Two meteoroids 250,000 km from Earth are moving at 2.1 km/s. Meteor one is headed in a straight path for Earth, while meteor two is on a path that will come within 8500 km from the Earth's center. (A) What is the speed of the first meteroid when it strikes Earth. (B) What is the speed of the second meteoroid at its closest approach to Earth. (c) Will the second meteroid ever return to Earth's vicinity?

Question

Two meteoroids 250,000 km from Earth are moving at 2.1 km/s. Meteor one is headed  in a straight path for Earth, while meteor two is on a path that will come within 8500 km from the Earth's center. (A) What is the speed of the first meteroid when it strikes Earth.  (B) What is the speed of the second meteoroid at its closest approach to Earth. (c) Will the second meteroid ever return to Earth's vicinity?

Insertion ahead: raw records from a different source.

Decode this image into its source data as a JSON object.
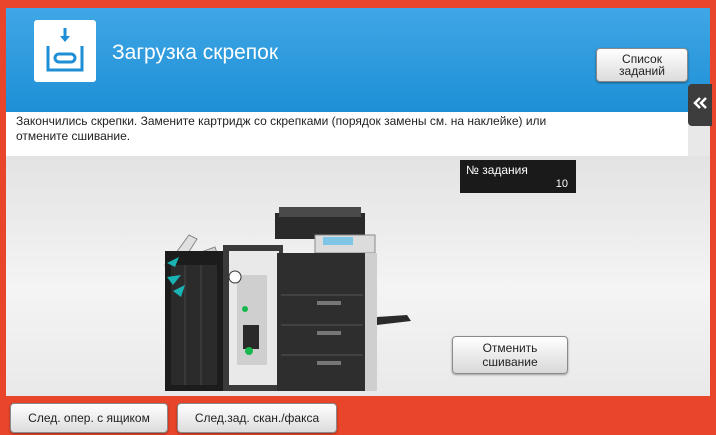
{
  "header": {
    "title": "Загрузка скрепок",
    "icon": "staple-load-icon",
    "color": "#2a98dc",
    "job_list_button": "Список заданий"
  },
  "side_tab": {
    "icon": "double-chevron-left-icon"
  },
  "message": "Закончились скрепки. Замените картридж со скрепками (порядок замены см. на наклейке) или отмените сшивание.",
  "job_badge": {
    "label": "№ задания",
    "value": "10"
  },
  "actions": {
    "cancel_stapling": "Отменить сшивание"
  },
  "footer": {
    "color": "#e8452a",
    "next_op_box": "След. опер. с ящиком",
    "next_scan_fax": "След.зад. скан./факса"
  }
}
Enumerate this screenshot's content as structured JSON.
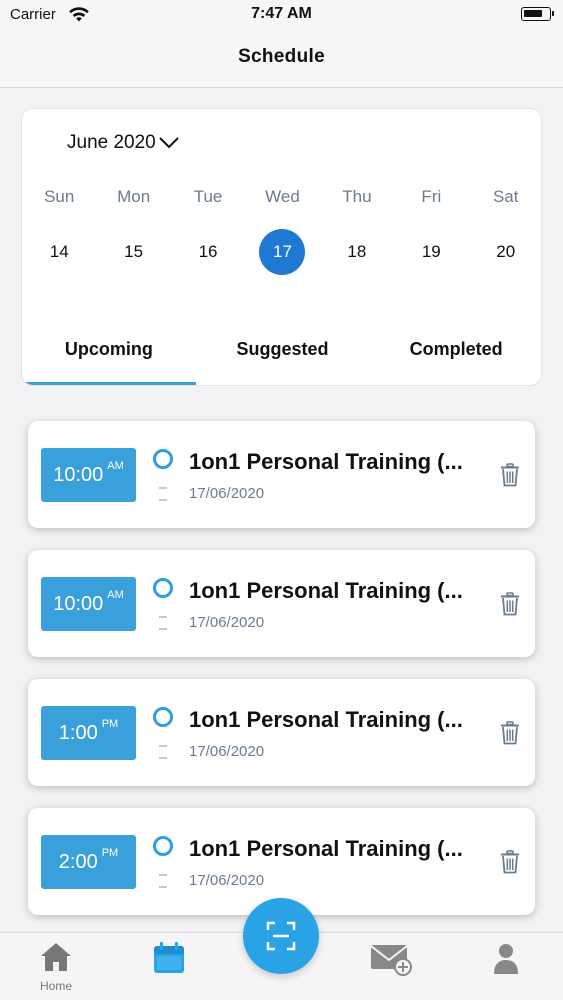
{
  "status_bar": {
    "carrier": "Carrier",
    "time": "7:47 AM"
  },
  "header": {
    "title": "Schedule"
  },
  "calendar": {
    "month": "June 2020",
    "weekdays": [
      "Sun",
      "Mon",
      "Tue",
      "Wed",
      "Thu",
      "Fri",
      "Sat"
    ],
    "days": [
      "14",
      "15",
      "16",
      "17",
      "18",
      "19",
      "20"
    ],
    "selected_day": "17",
    "selected_color": "#1f78d1"
  },
  "tabs": [
    {
      "label": "Upcoming",
      "active": true
    },
    {
      "label": "Suggested",
      "active": false
    },
    {
      "label": "Completed",
      "active": false
    }
  ],
  "accent_color": "#3aa0dc",
  "sessions": [
    {
      "time": "10:00",
      "ampm": "AM",
      "title": "1on1 Personal Training (...",
      "date": "17/06/2020"
    },
    {
      "time": "10:00",
      "ampm": "AM",
      "title": "1on1 Personal Training (...",
      "date": "17/06/2020"
    },
    {
      "time": "1:00",
      "ampm": "PM",
      "title": "1on1 Personal Training (...",
      "date": "17/06/2020"
    },
    {
      "time": "2:00",
      "ampm": "PM",
      "title": "1on1 Personal Training (...",
      "date": "17/06/2020"
    }
  ],
  "tabbar": {
    "items": [
      {
        "icon": "home-icon",
        "label": "Home"
      },
      {
        "icon": "calendar-icon",
        "label": ""
      },
      {
        "icon": "scan-icon",
        "label": ""
      },
      {
        "icon": "mail-add-icon",
        "label": ""
      },
      {
        "icon": "profile-icon",
        "label": ""
      }
    ]
  }
}
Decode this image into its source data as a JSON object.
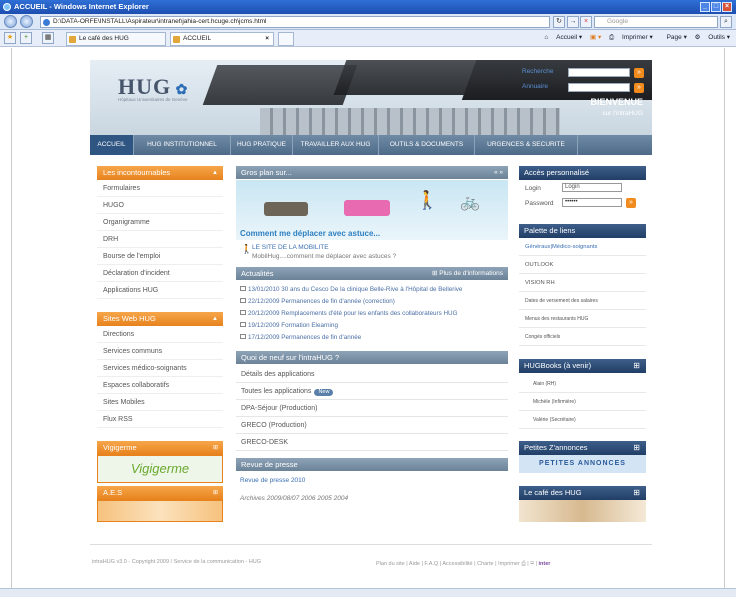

I do not get this do you use something like v=sqr(GM/r)? I know part C is no, but how do you get part A and B.  Any help would be greatly appreciated.

Damon · Answer

Yes, sort of
(1/2)m v^2 = original (1/2) m v^2 + loss of potential energy as the mass nears earth
That loss is
(G M m/r far away - G M m /r near)
for r far away use 2.5*10^8
for r near use radius of earth for the one that hits
for r near use radius of earth + 8.5*10^6 for the one that comes close

Damon · Answer

-(G M m/r far away - G M m /r near)